Formularies have existed for decades and are commonly used by hospitals, health plans, prescription benefit management companies, self-insured employers, and government programs. Formularies are designed to provide enrollees access to effective drugs in every therapeutic class to ensure efficacious treatment while managing the rising cost of medications. The formulary and review process of modification is intended to reduce the cost of member premiums, incentivize use of the most efficacious drugs, and ensure patient safety.

Increased utilization, price inflation, and higher cost drugs continue to drive up prescription drug costs.

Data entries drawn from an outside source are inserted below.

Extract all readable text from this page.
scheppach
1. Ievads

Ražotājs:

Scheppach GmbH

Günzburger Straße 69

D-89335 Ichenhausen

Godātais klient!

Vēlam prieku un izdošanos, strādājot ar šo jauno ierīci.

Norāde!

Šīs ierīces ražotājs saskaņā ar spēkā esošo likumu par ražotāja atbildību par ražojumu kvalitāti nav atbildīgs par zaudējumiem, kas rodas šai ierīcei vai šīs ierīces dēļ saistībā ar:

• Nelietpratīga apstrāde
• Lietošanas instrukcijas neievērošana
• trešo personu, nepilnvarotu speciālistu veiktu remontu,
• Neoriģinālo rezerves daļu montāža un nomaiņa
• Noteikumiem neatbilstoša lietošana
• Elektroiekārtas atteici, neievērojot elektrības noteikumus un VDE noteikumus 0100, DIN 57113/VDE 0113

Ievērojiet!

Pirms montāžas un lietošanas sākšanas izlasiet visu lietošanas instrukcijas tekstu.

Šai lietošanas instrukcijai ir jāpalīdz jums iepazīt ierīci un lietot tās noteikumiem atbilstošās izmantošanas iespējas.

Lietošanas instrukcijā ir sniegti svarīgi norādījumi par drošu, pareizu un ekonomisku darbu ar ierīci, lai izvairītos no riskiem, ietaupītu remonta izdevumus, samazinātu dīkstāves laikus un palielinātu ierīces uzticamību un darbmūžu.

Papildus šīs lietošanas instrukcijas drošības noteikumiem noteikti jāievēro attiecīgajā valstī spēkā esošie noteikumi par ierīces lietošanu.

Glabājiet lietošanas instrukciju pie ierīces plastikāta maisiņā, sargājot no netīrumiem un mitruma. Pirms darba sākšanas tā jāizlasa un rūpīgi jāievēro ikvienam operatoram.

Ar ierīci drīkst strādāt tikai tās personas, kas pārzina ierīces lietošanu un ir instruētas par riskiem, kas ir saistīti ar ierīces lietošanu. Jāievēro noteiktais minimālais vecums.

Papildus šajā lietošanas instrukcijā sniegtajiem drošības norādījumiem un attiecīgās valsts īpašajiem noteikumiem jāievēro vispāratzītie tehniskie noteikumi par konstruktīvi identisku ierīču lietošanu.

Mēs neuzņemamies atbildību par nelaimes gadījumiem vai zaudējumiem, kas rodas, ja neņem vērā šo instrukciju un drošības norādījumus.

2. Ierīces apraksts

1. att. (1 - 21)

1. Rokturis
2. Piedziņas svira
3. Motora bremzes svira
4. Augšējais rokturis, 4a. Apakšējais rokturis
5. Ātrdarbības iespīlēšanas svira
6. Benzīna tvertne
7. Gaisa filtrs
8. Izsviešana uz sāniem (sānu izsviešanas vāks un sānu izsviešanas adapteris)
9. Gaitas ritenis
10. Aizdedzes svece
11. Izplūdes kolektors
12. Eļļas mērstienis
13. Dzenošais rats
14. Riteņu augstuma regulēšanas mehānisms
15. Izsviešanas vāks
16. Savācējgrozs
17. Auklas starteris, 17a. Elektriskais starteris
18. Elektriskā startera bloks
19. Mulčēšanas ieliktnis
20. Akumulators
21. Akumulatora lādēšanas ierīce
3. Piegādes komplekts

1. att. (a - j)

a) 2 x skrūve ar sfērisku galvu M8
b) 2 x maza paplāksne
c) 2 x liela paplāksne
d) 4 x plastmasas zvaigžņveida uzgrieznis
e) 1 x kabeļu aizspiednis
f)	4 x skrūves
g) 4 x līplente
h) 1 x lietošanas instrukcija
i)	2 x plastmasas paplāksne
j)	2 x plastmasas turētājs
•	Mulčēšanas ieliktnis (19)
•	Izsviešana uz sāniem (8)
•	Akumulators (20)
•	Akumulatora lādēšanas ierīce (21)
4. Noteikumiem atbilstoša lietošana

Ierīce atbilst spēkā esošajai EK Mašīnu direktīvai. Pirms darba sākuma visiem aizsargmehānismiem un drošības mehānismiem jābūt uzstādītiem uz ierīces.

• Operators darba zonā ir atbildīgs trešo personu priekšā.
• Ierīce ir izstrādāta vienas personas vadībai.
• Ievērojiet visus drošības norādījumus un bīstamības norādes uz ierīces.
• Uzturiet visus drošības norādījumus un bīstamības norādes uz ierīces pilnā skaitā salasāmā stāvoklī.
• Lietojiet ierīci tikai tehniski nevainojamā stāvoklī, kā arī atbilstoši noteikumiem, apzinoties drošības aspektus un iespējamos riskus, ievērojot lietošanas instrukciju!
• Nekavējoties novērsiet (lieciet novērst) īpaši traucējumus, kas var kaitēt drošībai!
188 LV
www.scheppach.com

Drug companies are pushing the limits on prescription drug prices across the board. Six-figure price tags on old and new drugs have become commonplace, specialty drugs and generic drugs see similar pricing jumps, and prices for orphan drugs regularly reach above $300,000. To counter these increases and to keep prescription coverage affordable for consumers, health plans use comprehensive prescription drug formularies.

By “locking-in” the formulary of covered drugs, the legislation would prevent the continuous review, update, and change necessary to maximize premium affordability, safety, and efficiency to benefit consumers. We do not believe it is in the best interest of the health plans or the patients served to prohibit a health plan from acting to incentivize use of the most efficacious drugs and reducing the cost of member premiums by changing its formulary mid-year.

For all these reasons, HPA opposes S.4111/A.4668.